El impacto social del Big Data

Por Esteban García Cuesta, director del máster Universitario en Big Data Analytics – MBI de la Universidad Europea

Esteban García Cuesta, Universidad Europea

Hoy en día, la importancia de analizar grandes volúmenes de datos como modo de lograr una ventaja competitiva sostenible es reconocida como una realidad indiscutible en el mundo empresarial. Esto, que hasta hace relativamente poco se restringía a entornos más académicos e investigadores, ha provocado que la influencia del nuevo ecosistema tecnológico, impulsado por empresas como Alphabet, Amazon o Facebook, se vea reflejada no sólo en el mundo digital sino en muchos otros sectores como la banca o en áreas como el marketing.

Todos estos “nuevos jugadores” se basan en el desarrollo de las capacidades necesarias para analizar los datos que poseen internamente, o que adquieren de manera externa, para generar un conocimiento diferencial que les permita obtener una ventaja competitiva sostenible frente a sus competidores. A su vez, este aumento de actividad está generando un gran impacto social el cual se refleja en muchos de los aspectos cotidianos que todos realizamos cuando, por ejemplo, utilizamos Google Maps para ver la mejor ruta a nuestro trabajo o las recomendaciones automáticas de acuerdo a nuestro perfil a la hora de realizar una búsqueda en Google Search, mejorando así la probabilidad de encontrar aquello en lo que estamos interesados.

Todas estas nuevas aplicaciones a menudo se basan en algoritmos de aprendizaje automático y de reconocimiento de patrones, los cuales tienen la capacidad de aprender a partir de los datos y mejoran su precisión cuanta mayor cantidad de datos se utilicen.

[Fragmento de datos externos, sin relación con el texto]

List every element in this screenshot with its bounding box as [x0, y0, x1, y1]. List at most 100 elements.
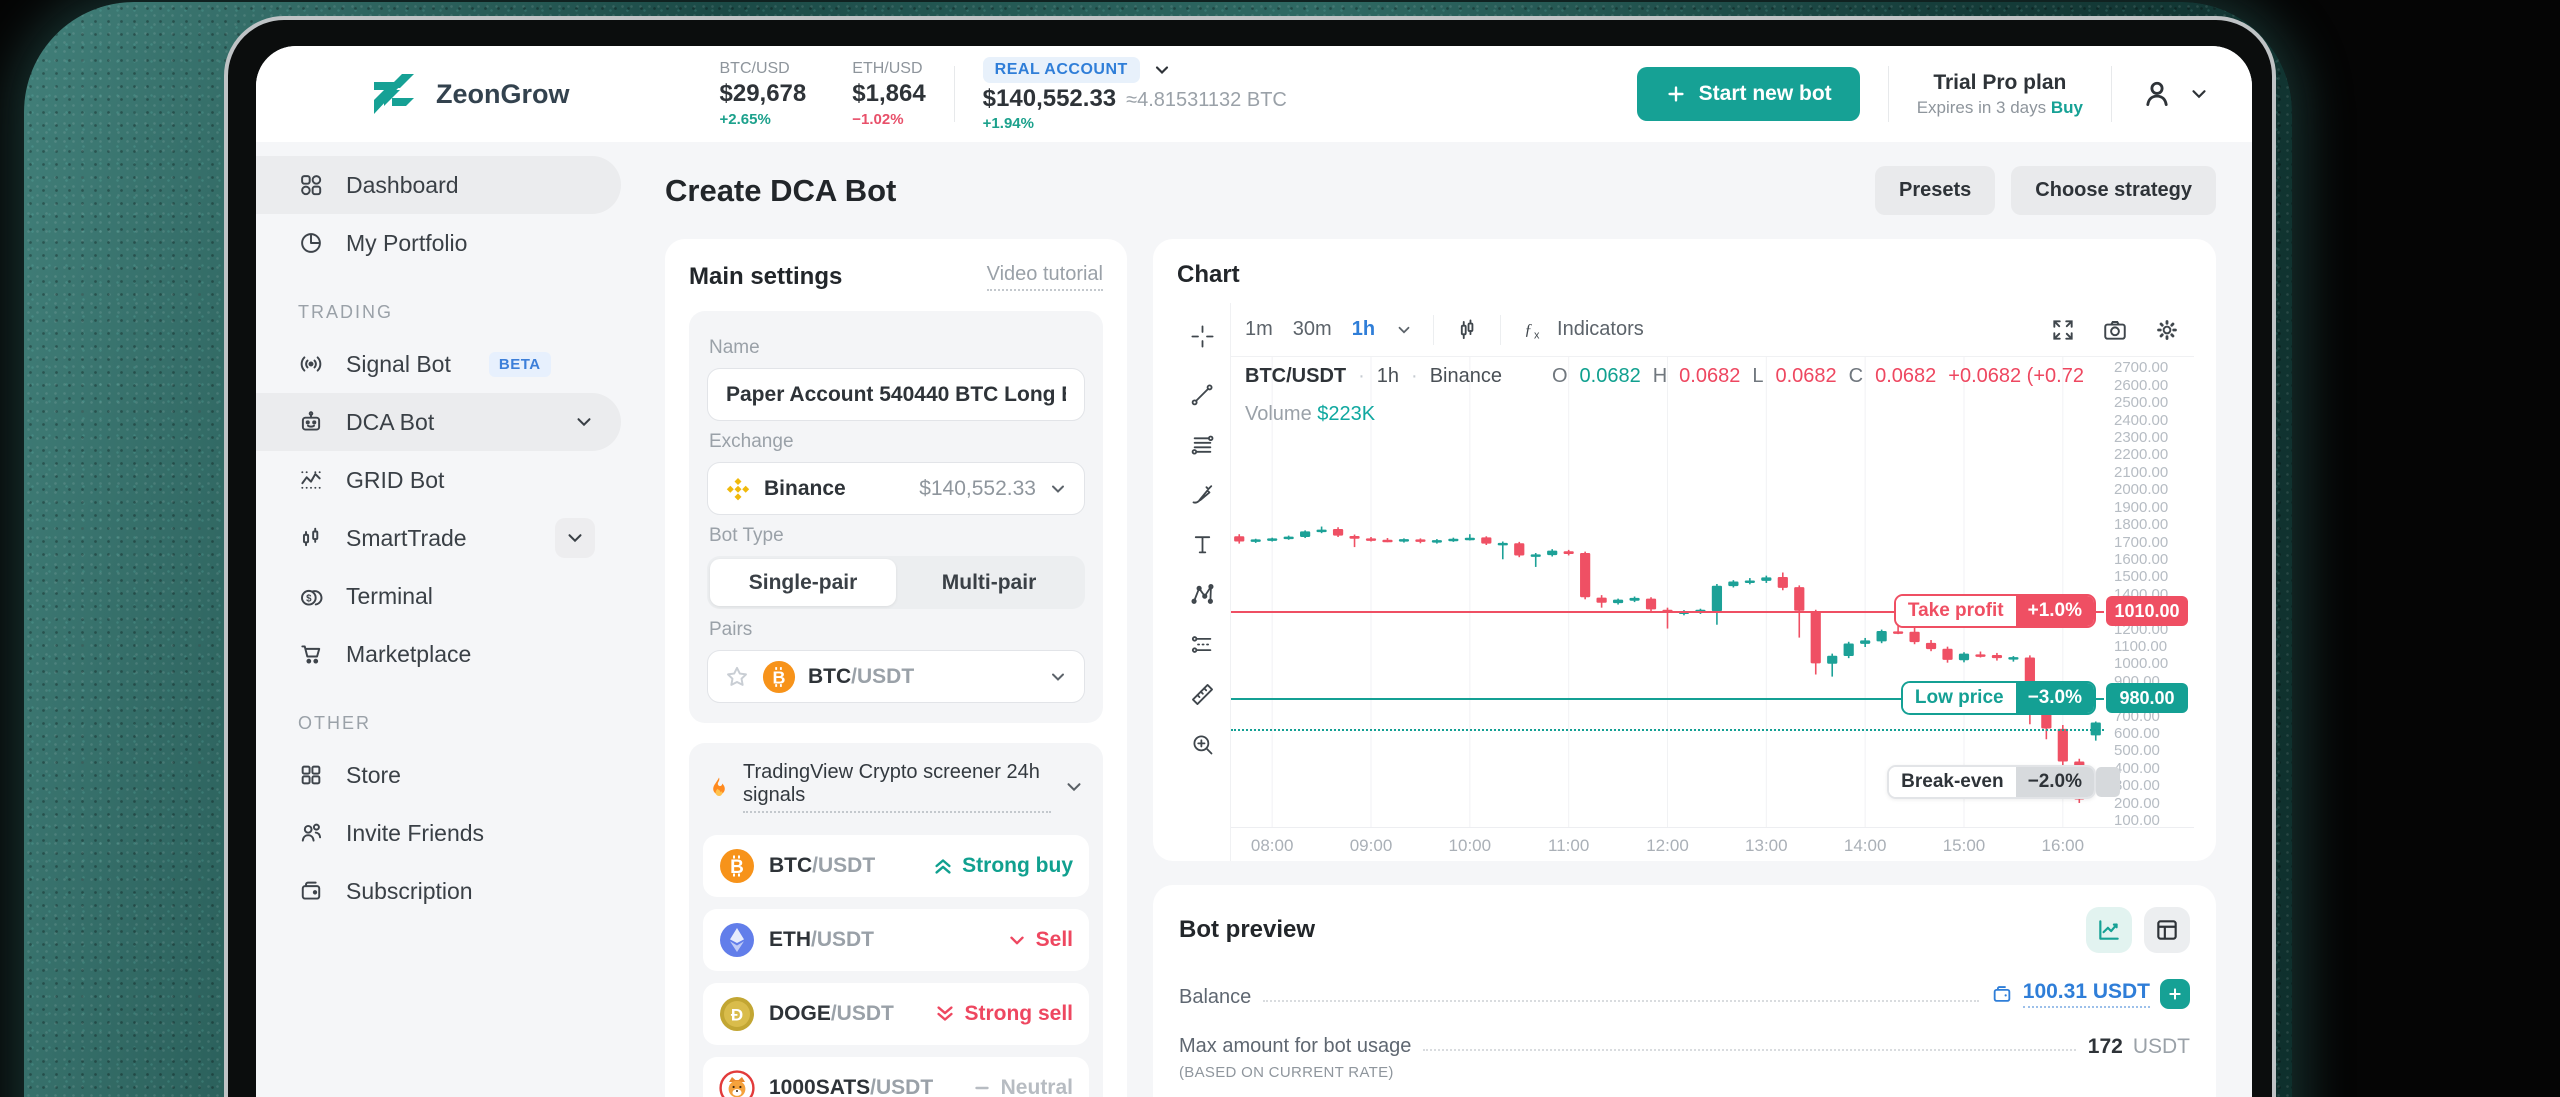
price-axis[interactable]: 1010.00 980.00 2700.00 2600.00 2500.00 2400… [2096, 357, 2194, 829]
chart-interval: 1h [1376, 365, 1400, 387]
sats-coin-icon [719, 1070, 755, 1097]
sidebar-item-marketplace[interactable]: Marketplace [256, 625, 621, 683]
preview-chart-view-button[interactable] [2086, 907, 2132, 953]
beta-badge: BETA [488, 351, 551, 377]
wallet-icon [1991, 983, 2013, 1005]
text-tool-icon[interactable] [1182, 523, 1224, 565]
timeframe-30m[interactable]: 30m [1292, 318, 1332, 340]
time-tick: 09:00 [1349, 836, 1393, 855]
sidebar-item-grid-bot[interactable]: GRID Bot [256, 451, 621, 509]
fullscreen-icon[interactable] [2050, 317, 2076, 343]
sidebar-item-signal-bot[interactable]: Signal Bot BETA [256, 335, 621, 393]
sidebar-item-label: Marketplace [346, 640, 472, 667]
take-profit-line[interactable] [1231, 611, 2104, 614]
bot-name-input[interactable] [707, 368, 1085, 421]
take-profit-pill[interactable]: Take profit +1.0% [1893, 594, 2096, 629]
chevron-down-icon[interactable] [555, 518, 595, 558]
sidebar-item-invite-friends[interactable]: Invite Friends [256, 804, 621, 862]
price-tick: 2200.00 [2114, 446, 2169, 464]
price-tick: 200.00 [2114, 794, 2160, 812]
plan-info: Trial Pro plan Expires in 3 days Buy [1917, 71, 2083, 118]
position-tool-icon[interactable] [1182, 623, 1224, 665]
sidebar-item-dca-bot[interactable]: DCA Bot [256, 393, 621, 451]
sidebar-item-label: Dashboard [346, 171, 459, 198]
ruler-icon[interactable] [1182, 673, 1224, 715]
chart-drawing-toolbar [1175, 303, 1231, 861]
user-menu-chevron-down-icon[interactable] [2188, 83, 2210, 105]
chevron-down-icon[interactable] [573, 411, 595, 433]
zoom-in-icon[interactable] [1182, 723, 1224, 765]
add-funds-button[interactable] [2160, 979, 2190, 1009]
snapshot-camera-icon[interactable] [2102, 317, 2128, 343]
account-balance: $140,552.33 [982, 84, 1117, 112]
timeframe-1h[interactable]: 1h [1351, 318, 1376, 340]
doge-coin-icon: Ð [719, 996, 755, 1032]
video-tutorial-link[interactable]: Video tutorial [986, 263, 1103, 291]
balance-row: Balance 100.31 USDT [1179, 979, 2190, 1009]
presets-button[interactable]: Presets [1875, 166, 1996, 215]
brand-logo[interactable]: ZeonGrow [368, 72, 570, 116]
candle-style-icon[interactable] [1454, 317, 1480, 343]
favorite-star-icon[interactable] [724, 664, 750, 690]
timeframe-1m[interactable]: 1m [1245, 318, 1273, 340]
sidebar-item-label: Subscription [346, 877, 473, 904]
max-amount-sublabel: (BASED ON CURRENT RATE) [1179, 1064, 1394, 1081]
sidebar-item-smarttrade[interactable]: SmartTrade [256, 509, 621, 567]
low-price-pill[interactable]: Low price −3.0% [1900, 681, 2096, 716]
sidebar-item-label: SmartTrade [346, 524, 467, 551]
bot-type-single-pair[interactable]: Single-pair [710, 559, 896, 606]
balance-value-link[interactable]: 100.31 USDT [2022, 980, 2150, 1008]
crosshair-icon[interactable] [1182, 315, 1224, 357]
pair-select[interactable]: B BTC/USDT [707, 650, 1085, 703]
bot-type-segmented-control: Single-pair Multi-pair [707, 556, 1085, 609]
sidebar-item-my-portfolio[interactable]: My Portfolio [256, 214, 621, 272]
account-type-badge[interactable]: REAL ACCOUNT [982, 56, 1140, 83]
pairs-label: Pairs [709, 619, 753, 640]
pair-name: DOGE/USDT [769, 1002, 894, 1025]
brush-icon[interactable] [1182, 473, 1224, 515]
sidebar-item-dashboard[interactable]: Dashboard [256, 156, 621, 214]
start-new-bot-button[interactable]: Start new bot [1636, 67, 1860, 121]
pair-name: ETH/USDT [769, 928, 874, 951]
sidebar: Dashboard My Portfolio TRADING Signal Bot BE… [256, 142, 641, 1097]
chart-settings-gear-icon[interactable] [2154, 317, 2180, 343]
xabcd-pattern-icon[interactable] [1182, 573, 1224, 615]
signal-row-eth-usdt[interactable]: ETH/USDT Sell [703, 909, 1089, 971]
plan-buy-link[interactable]: Buy [2050, 97, 2083, 117]
signals-chevron-down-icon[interactable] [1063, 776, 1085, 798]
bot-type-multi-pair[interactable]: Multi-pair [941, 570, 1037, 594]
low-price-line[interactable] [1231, 698, 2104, 701]
trend-line-icon[interactable] [1182, 373, 1224, 415]
fib-retracement-icon[interactable] [1182, 423, 1224, 465]
chart-exchange: Binance [1429, 365, 1502, 387]
user-avatar-icon[interactable] [2140, 77, 2174, 111]
ticker-change: −1.02% [852, 111, 904, 128]
page-title: Create DCA Bot [665, 172, 897, 208]
sidebar-item-store[interactable]: Store [256, 746, 621, 804]
choose-strategy-button[interactable]: Choose strategy [2011, 166, 2216, 215]
break-even-pill[interactable]: Break-even −2.0% [1887, 764, 2096, 799]
signal-row-doge-usdt[interactable]: Ð DOGE/USDT Strong sell [703, 983, 1089, 1045]
plan-title: Trial Pro plan [1933, 70, 2067, 94]
exchange-select[interactable]: Binance $140,552.33 [707, 462, 1085, 515]
chart-symbol: BTC/USDT [1245, 365, 1347, 387]
signals-title[interactable]: TradingView Crypto screener 24h signals [743, 761, 1051, 813]
top-bar: ZeonGrow BTC/USD $29,678 +2.65% ETH/USD … [256, 46, 2252, 142]
timeframe-chevron-down-icon[interactable] [1395, 321, 1413, 339]
ticker-eth-usd: ETH/USD $1,864 −1.02% [852, 60, 925, 128]
sidebar-item-terminal[interactable]: $ Terminal [256, 567, 621, 625]
preview-table-view-button[interactable] [2144, 907, 2190, 953]
sidebar-item-subscription[interactable]: Subscription [256, 862, 621, 920]
bot-preview-card: Bot preview [1153, 885, 2216, 1097]
signal-row-1000sats-usdt[interactable]: 1000SATS/USDT Neutral [703, 1057, 1089, 1097]
signal-row-btc-usdt[interactable]: B BTC/USDT Strong buy [703, 835, 1089, 897]
account-chevron-down-icon[interactable] [1152, 60, 1172, 80]
time-axis[interactable]: 08:00 09:00 10:00 11:00 12:00 13:00 14:00 15:00… [1231, 827, 2194, 861]
main-settings-title: Main settings [689, 263, 843, 290]
price-tick: 2700.00 [2114, 359, 2169, 377]
price-tick: 2400.00 [2114, 411, 2169, 429]
chart-card: Chart 1m 30m 1h [1153, 239, 2216, 861]
price-tick: 1500.00 [2114, 568, 2169, 586]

Aunque sin duda existen actualmente muchas ventajas en el uso de algoritmos de aprendizaje automático para el análisis de grandes cantidades de datos en nuestro entorno cotidiano, no todo impacto tiene necesariamente que ser positivo. Recientemente, investigadores de la Universidad de Carnegie Mellon, mostraban en su estudio que en algunos casos los ads visualizados en la herramienta Google Search realizaban una discriminación en base al género proporcionado, el cual puede ser configurado por el usuario a través de Ad Settings. Mostrando así menos ads relacionados con posiciones senior ejecutivas para mujeres que para hombres y causando un impacto social discriminatorio no intencionado. El estudio no determina qué elemento del ecosistema Google -anunciantes, sitios Web o usuarios- es quien introduce este sesgo. Pero sí se puede afirmar que el algoritmo encargado de relacionar al usuario con posibles trabajos de su interés no entiende las implicaciones que puede tener la utilización del género en ese contexto específico, ya que para el ‘V’ y ‘H’ son sólo etiquetas (o 1’s y 0’s) y, por tanto, no se le puede hacer responsable de utilizar esta brecha salarial debida al género, ayudando de este modo a perpetuarla.

Todo esto no sólo hace sino reforzar algo ya conocido desde hace años que es la necesidad de profesionales y expertos en Big Data que ayuden, no sólo a desarrollar nuevas aplicaciones que mejoren la calidad de vida de las sociedades, sino que también tengan en cuenta las implicaciones y el impacto social de cada una de ellas evitando los negativos e indeseados.